Çalıdan biraz daha büyük ağaç

Her şey  çalıdan biraz daha büyük ağaçların sökülmesiyle başladı; ya da birileri olayların yalnızca bundan kaynaklandığını sanmaya devam ediyorlar. Aradan bu kadar süre geçmesine, yapılan bunca açıklamalara rağmen hala anlaşılamayan çalıdan biraz daha büyük ağaçların bizim için kutsal kabul edilen her bir şeyin yerine bir sembol olarak konmasıydı gönüllerimizde.
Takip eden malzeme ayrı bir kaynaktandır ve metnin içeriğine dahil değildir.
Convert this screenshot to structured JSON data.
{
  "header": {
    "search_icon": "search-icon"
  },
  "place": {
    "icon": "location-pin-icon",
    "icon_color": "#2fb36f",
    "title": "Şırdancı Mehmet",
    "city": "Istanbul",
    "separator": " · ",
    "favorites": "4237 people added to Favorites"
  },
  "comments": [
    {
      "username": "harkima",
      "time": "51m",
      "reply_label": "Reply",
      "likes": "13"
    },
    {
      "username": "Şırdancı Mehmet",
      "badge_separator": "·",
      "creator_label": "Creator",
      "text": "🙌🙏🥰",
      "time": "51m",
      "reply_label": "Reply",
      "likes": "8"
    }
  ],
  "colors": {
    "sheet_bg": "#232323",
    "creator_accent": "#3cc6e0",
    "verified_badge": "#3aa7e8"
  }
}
Çalıdan biraz daha büyük ağaç uzun süredir hem de çok büyük bir özlemle arayıp bulamadığımız liderimiz olmasıydı, apolitik gençliğin ideali, ideolojisiydi. Kars’taki ucube heykel zihniyetine, sınavlardaki ve işe alımlardaki yolsuzluklara, kürtaj yasasına, alkol yasasına ve daha nice yasaklara ses çıkaramayışımızın pişmanlıklarıydı. Eğitim sistemimizin bir günde değişmesine tepkimizdi. Deniz Fenerinin unutulmasına göz yummamızın içimizi dağlayan üzüntüsüydü. İlk başlarda kimi kesime sempatik ve samimi geliyor olsa da üst perdeden yapılan üsluba artık bir yeter denmesiydi. Biz yaptık oldu zihniyetinin değişmesi için gerçekleştirilen bir baş kaldırıydı. Beklenilen asgari de olsa bir saygıydı. Çalıdan biraz daha büyük ağaçlar “Kıyamet kopsa da o ağaçlar sökülecek!” zihniyetine, “Kıyametin koptuğunu görsen de elindeki fidanı dik” zihniyetiydi. İşte bu nedenle bir ağaç için canını ortaya koyanlarla, AVM tutkunları ve kömür sevdalıları  karşı karşıya geldi. Çalıdan biraz daha büyük ağaç mahalleme, meydanıma, ağacıma ve belki de en önemlisi yaşam tarzıma dokunma yakarışıydı. Halkın “one minute” demesiydi. Çalıdan biraz daha büyük ağaç kutlanmayan milli bayramlarımız, metrodaki gençlerin ahlakı ve kurucu büyüklerimize, ölümsüz kahramanlarımıza geri verilen itibarlarıydı. Milli içkinin tekrar rakı olmasıydı belki de. Çalıdan biraz daha büyük ağaç 3.köprünün adının Mimar Sinan yerine (benim ilk tercihim bu olurdu) hilafeti getiren ve Sünni-Alevi ayrışmasının baş mimarlarından olan Yavuz'un adının verilmesine olan isyandı içten içe gelen, dalga dalga yükselen. Çalıdan biraz daha büyük ağaç bu toplumu germe, ayrıştırma, ötekileştirme, sinir merkezleri ile oynama ve gündem değiştirme çalışmalarına olan itirazlarımızdı. Atatürk’ün Gençliğe hitabıydı. Şimdi anladınız mı öngörü ne demek? Neden vatanı gençliğe emanet ettiğini?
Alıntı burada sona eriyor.